Engineering Contradictions & Design Principles
Engineering Contradiction Analysis
1Manufacturing precision
If fixed-installation robots are used to improve production volume and quality, then manufacturing precision and productivity are improved, but adaptability and versatility deteriorate
Solution Approach 1:
The system transitions from static fixed-installation robots to dynamic mobile robots that can autonomously navigate and adapt to changing workspace configurations. The robot employs real-time sensor data and AI algorithms to dynamically adjust its position, orientation, and manufacturing actions, enabling both high precision and adaptability in the same system.
2Productivity
If extensive programming is implemented to achieve automated machinery operation, then productivity is improved, but device complexity and ease of manufacture worsen
Solution Approach 1:
The robotic system performs self-programming through autonomous learning from demonstrated human actions. The AI algorithm automatically generates control programs by analyzing sensor data from human demonstrations, eliminating the need for manual programming while maintaining high automation efficiency. The system learns task sequences, motion paths, and manipulation skills independently.
3Ease of operation
If human labor is used to maintain ease of operation for complex tasks, then ease of operation is maintained, but productivity and extent of automation worsen
Solution Approach 1:
The system replaces manual human operations with automated robotic actions guided by AI learning from human demonstrations. The robot captures essential operational patterns from human workers and autonomously executes manufacturing tasks, maintaining operational simplicity while dramatically increasing productivity through consistent, high-speed automation.

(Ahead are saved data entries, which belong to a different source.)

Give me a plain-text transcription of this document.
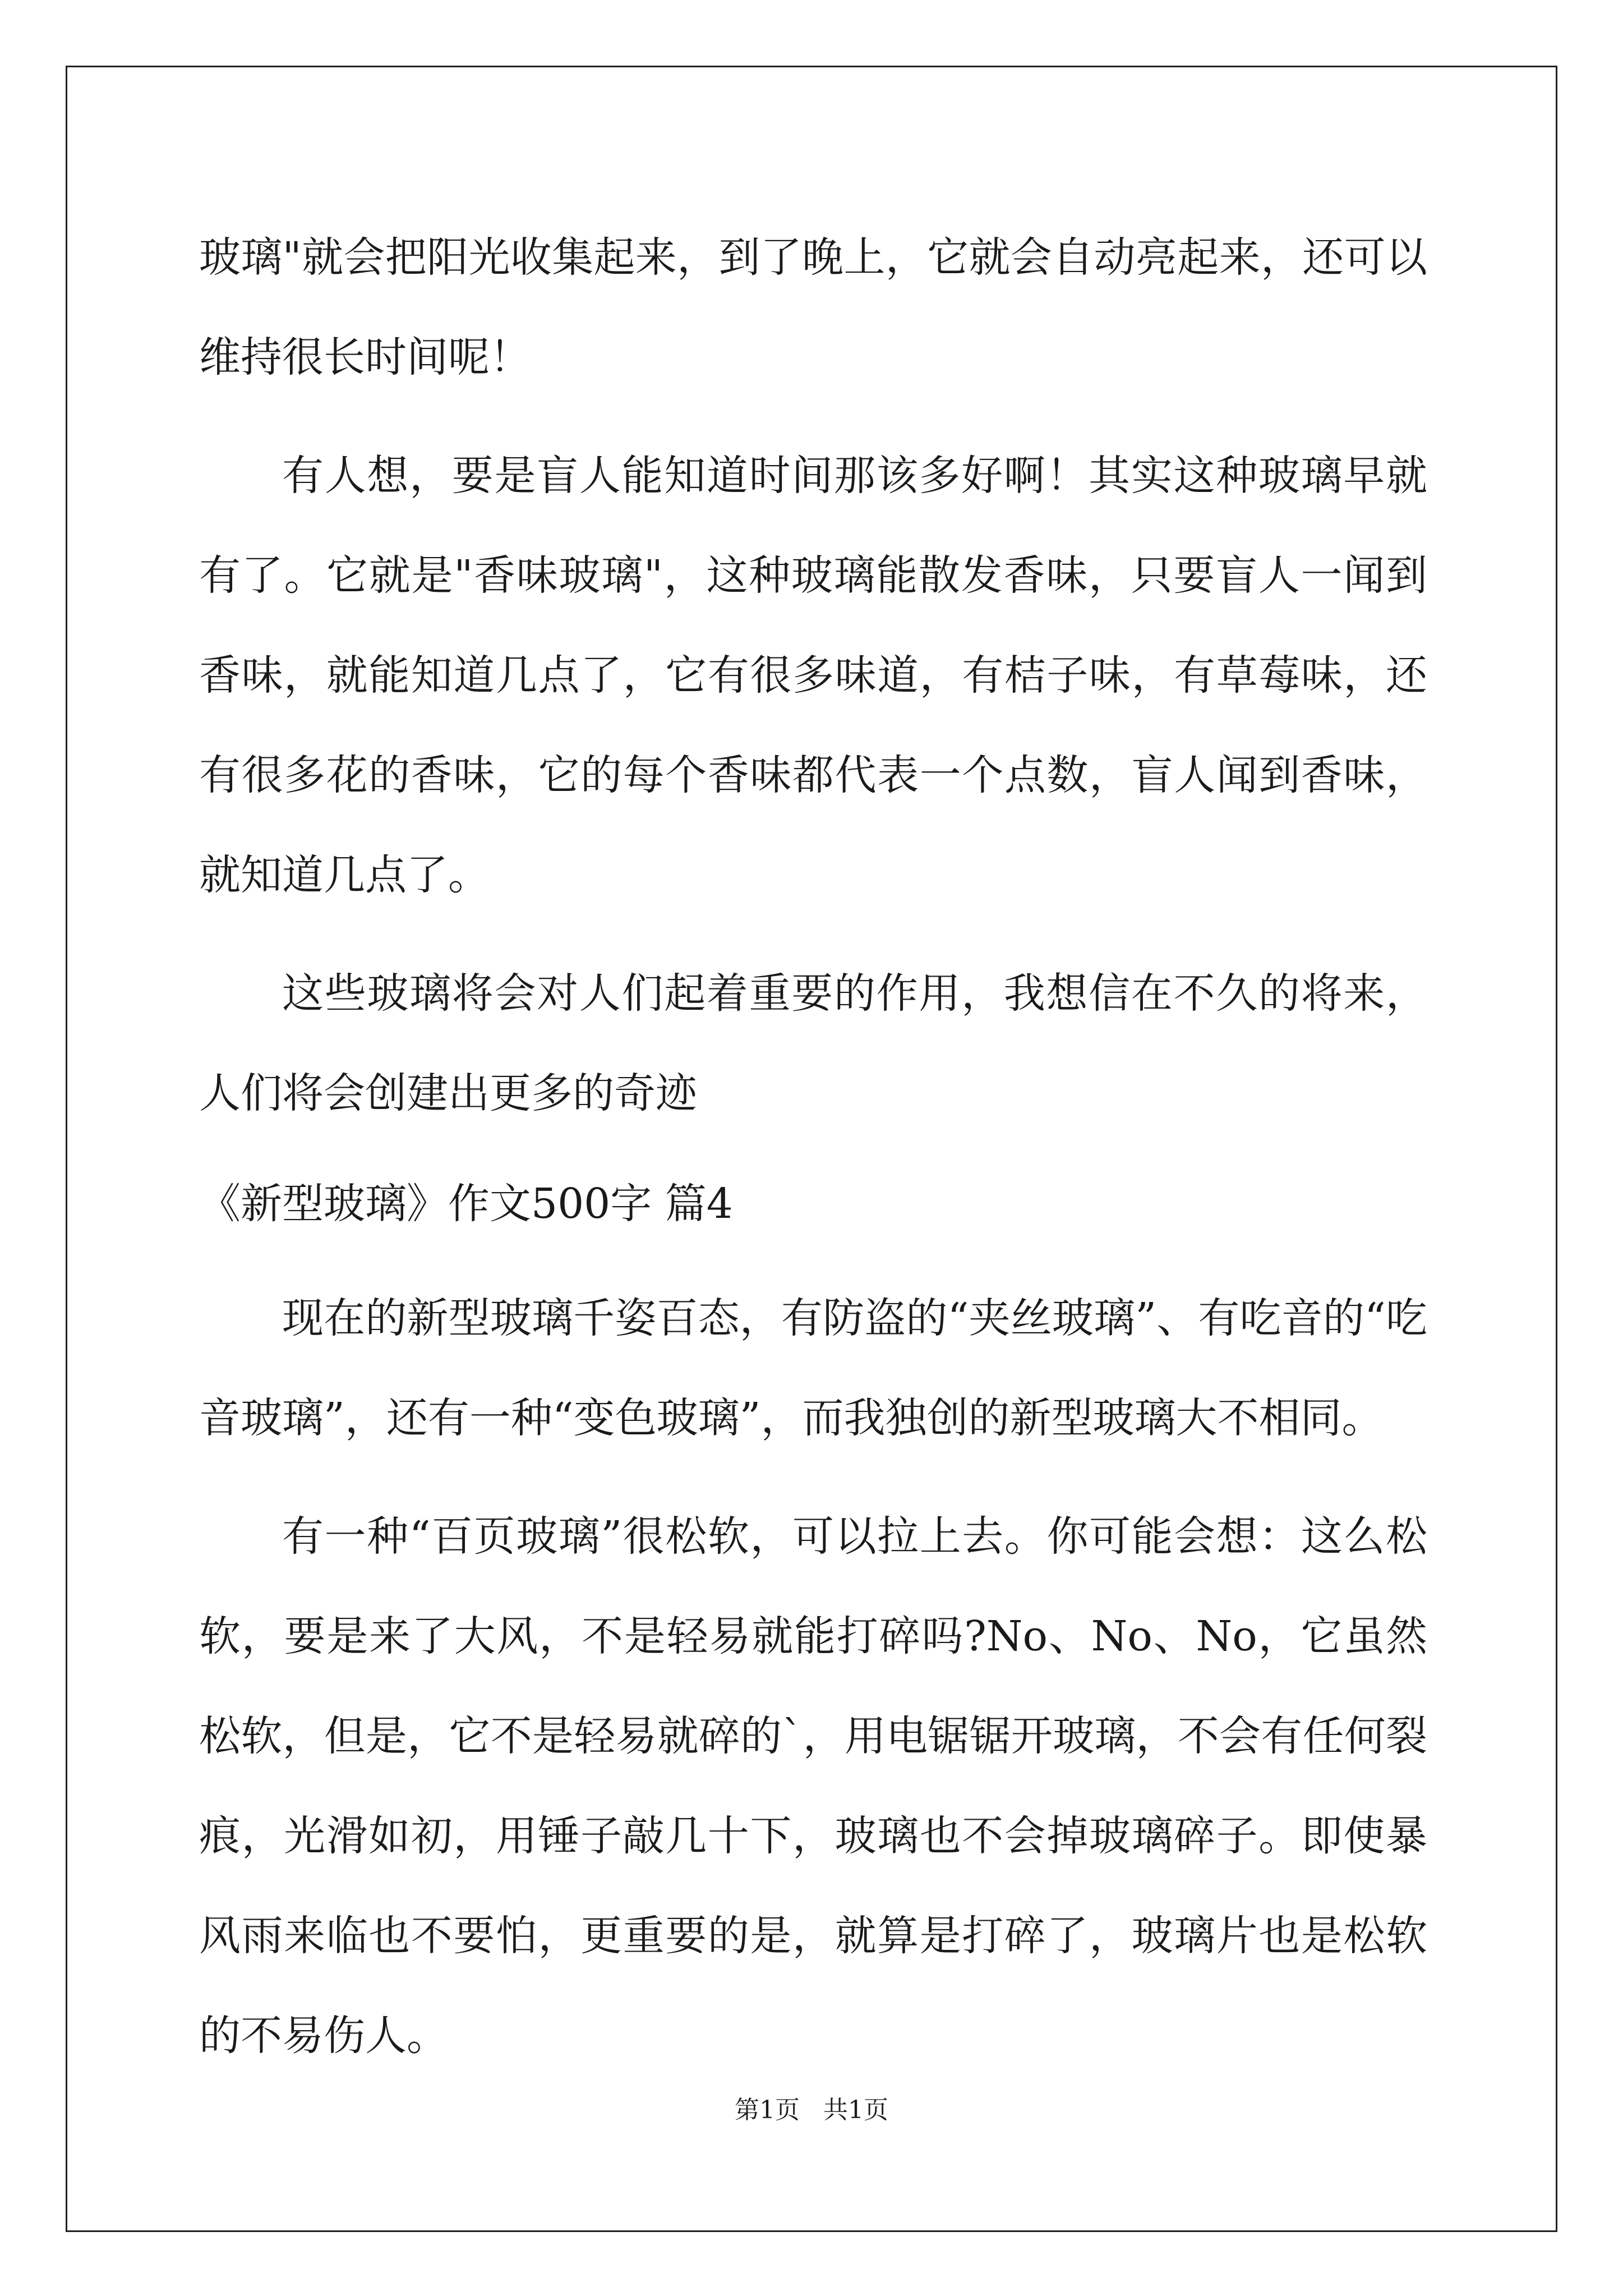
玻璃"就会把阳光收集起来，到了晚上，它就会自动亮起来，还可以维持很长时间呢！

有人想，要是盲人能知道时间那该多好啊！其实这种玻璃早就有了。它就是"香味玻璃"，这种玻璃能散发香味，只要盲人一闻到香味，就能知道几点了，它有很多味道，有桔子味，有草莓味，还有很多花的香味，它的每个香味都代表一个点数，盲人闻到香味，就知道几点了。

这些玻璃将会对人们起着重要的作用，我想信在不久的将来，人们将会创建出更多的奇迹

《新型玻璃》作文500字 篇4

现在的新型玻璃千姿百态，有防盗的“夹丝玻璃”、有吃音的“吃音玻璃”，还有一种“变色玻璃”，而我独创的新型玻璃大不相同。

有一种“百页玻璃”很松软，可以拉上去。你可能会想：这么松软，要是来了大风，不是轻易就能打碎吗?No、No、No，它虽然松软，但是，它不是轻易就碎的`，用电锯锯开玻璃，不会有任何裂痕，光滑如初，用锤子敲几十下，玻璃也不会掉玻璃碎子。即使暴风雨来临也不要怕，更重要的是，就算是打碎了，玻璃片也是松软的不易伤人。

第1页 共1页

4Adaptability or versatility
If mobile robots with AI learning are deployed to improve adaptability, then versatility and ease of operation are improved, but device complexity worsens
Solution Approach 1:
The mobile robot is designed as a universal platform capable of performing multiple manufacturing functions through a single integrated system. It combines navigation, sensing, AI learning, and various end-effectors to handle diverse tasks including inspection, manipulation, and assembly, reducing overall system complexity while maximizing adaptability across different workspaces and tasks.
Data Source
AI summary
An exemplary method and system are disclosed to flexibly and adaptably manufacture and assemble a workpiece by using recordings of a user in machine learning/artificial intelligence algorithms to train a robot for subsequent automated manufacture. Machine learning and artificial intelligence learning can generate libraries of generalized dynamic motion primitives that can be subsequently combined for any type of manufacturing or assembling activity. The exemplary method and system can flexibly generate a model of an existing workpiece as a template or primer workpiece that can then be used in conjunction with the DMP operations to fabricate subsequent workpieces.